Virtue signalling politicians are trying to kill off private vehicles powerd by petroleum, but are they just handing economic advantage to our commercial rivals in the far east. While western political elites obsseesed with pandering to the climate change scaremongers are imposing impossible reglulatory burdens on car makers because they do not understand the technology, car makers in China, Japan, India, Korea and elsewhere have no qualms about pumping a bit of the harmless, life supporting gas CO2 into the air
Picture: Zero Hedge
European carmakers are facing what could turn out to be a major crisis cooked up by EU regulators, and it’s all about EVs and emissions. The former are supposed to help solve the problem with the latter, but the likelihood of success is uncertain because there are literally millions of variables: car buyers.
The EU has been enforcing emission caps on cars since 2012. Until this year, this cap has been an average of 130 grams of CO2 per kilometer for all new passenger cars. Beginning next year, however, this would be reduced further to 95 grams of CO per km. In fuel consumption, the 130 g/km cap corresponds to an average 5.6 liters of gasoline per 100 km while the 95 g/km cap corresponds to 4.1 liters per 100 km.
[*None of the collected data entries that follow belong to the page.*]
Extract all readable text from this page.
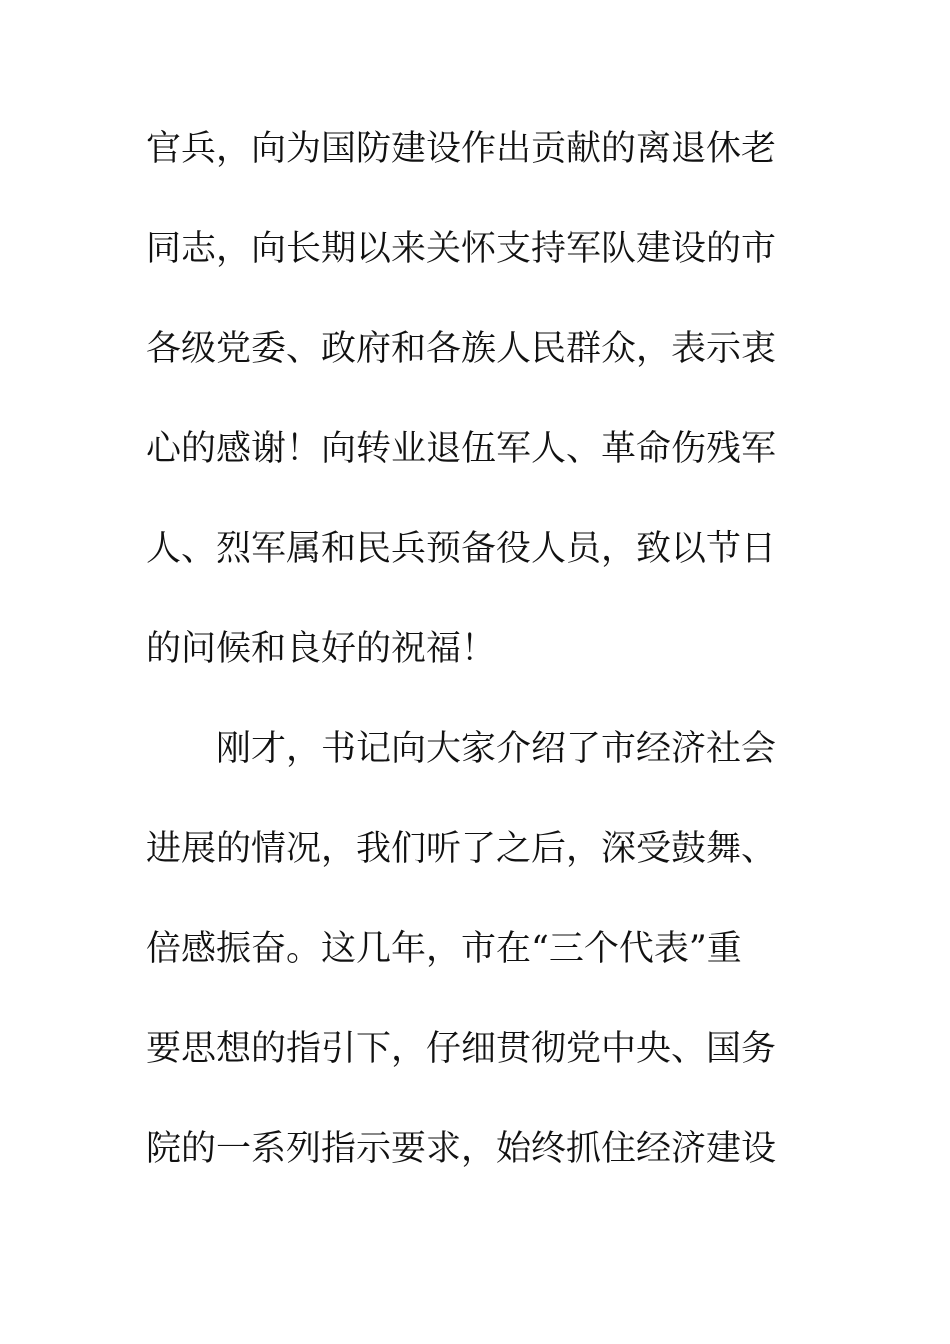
官兵，向为国防建设作出贡献的离退休老
同志，向长期以来关怀支持军队建设的市
各级党委、政府和各族人民群众，表示衷
心的感谢！向转业退伍军人、革命伤残军
人、烈军属和民兵预备役人员，致以节日
的问候和良好的祝福！
刚才，书记向大家介绍了市经济社会
进展的情况，我们听了之后，深受鼓舞、
倍感振奋。这几年，市在“三个代表”重
要思想的指引下，仔细贯彻党中央、国务
院的一系列指示要求，始终抓住经济建设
Europe’s big carmakers are lining up the EVs. Volkswagen alone is planning four new EV models for 2020, after earlier this month it unveiled its first mass production affordable EV, the ID3. More models should be coming from the top carmaker in the next few years and its rivals will not be sitting idly by. Everyone who makes cars in Europe has an electric lineup… but there are no guarantees that people will want to buy those cars.